Solomon Brothers got into trouble 30 years ago. Warren Buffett, who was a big shareholder, took over as CEO and told employees: “Lose money for the firm and I will be understanding. Lose a shred of reputation for the firm and I will be ruthless.”

2. Illiquidity

“The only unforgivable sin in business is to run out of cash,” said Harold Geneen.

There’s a more innocent version of this that affects many of us.

Progress is cyclical, and if you have the cash to endure a cycle then the ugly parts of it – lower prices, less competition, etc. – become opportunities that offset the pain. It’s only when you’re out of cash that the nasty side of cycles are just nasty.

If the price of an asset falls and you can’t take advantage of it, either through an opportune purchase or as part of dollar cost averaging, then it’s fall just sucks. It is pure downside, no fun, no gain. Reinvested dividends on a declining stock price can be an offset. But that just highlights how having and using cash can counteract the pain of decline.

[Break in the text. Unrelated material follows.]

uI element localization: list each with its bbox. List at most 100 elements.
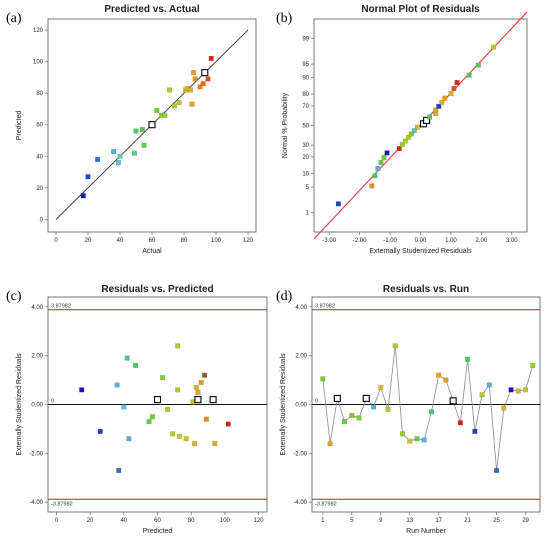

A cousin of this problem is underappreciating that cash isn’t just a low-yielding asset; it’s the barrier that prevents you from being forced to sell higher-yielding assets, and that makes the real return on cash higher than it appears. A miserable event with no offset, no silver lining, is when the economy stalls and asset prices fall, and because the economy stalls you lose your job, and because you lose your job you have to sell assets at low prices, all because you didn’t have enough cash. Unforgivable.

3. A toxic workplace

Many of the smartest German scientists and engineers saw what was happening to their country in the 1930s and said, “I’m out of here.” As Albert Einstein and his family fled Germany in 1932, he told his wife, “Turn around, you will never see it again!”

A journalist asked Hitler in 1931 what Germany would do when the smartest brains left the country. “I’ll be the brains,” he allegedly replied.

Scale back the stakes by endless orders of magnitude and this kind of stuff happens in companies too.

There is no offset, no upside, no silver lining to a toxic work culture because the smartest employees will always have an option to go somewhere else, which is a downward spiral for companies that’s hard to recover from. This is increasingly true as more jobs shift from commoditized physical work to niche knowledge work.

There are many forms of toxic turnoffs beyond the obvious discrimination, harassment, low pay, and maniacal bosses.

Profits that come from exploiting customers is a turnoff.

Accepting ideas based on seniority rather than merit is a turnoff.

Bureaucracy is a turnoff.

Boredom and monotony are turnoffs.

Once the best employees leave the office becomes less exciting for second-tier talent. Once they leave the third tier finds greener pastures, and on and on. Negative compounding. No offset, pure loss.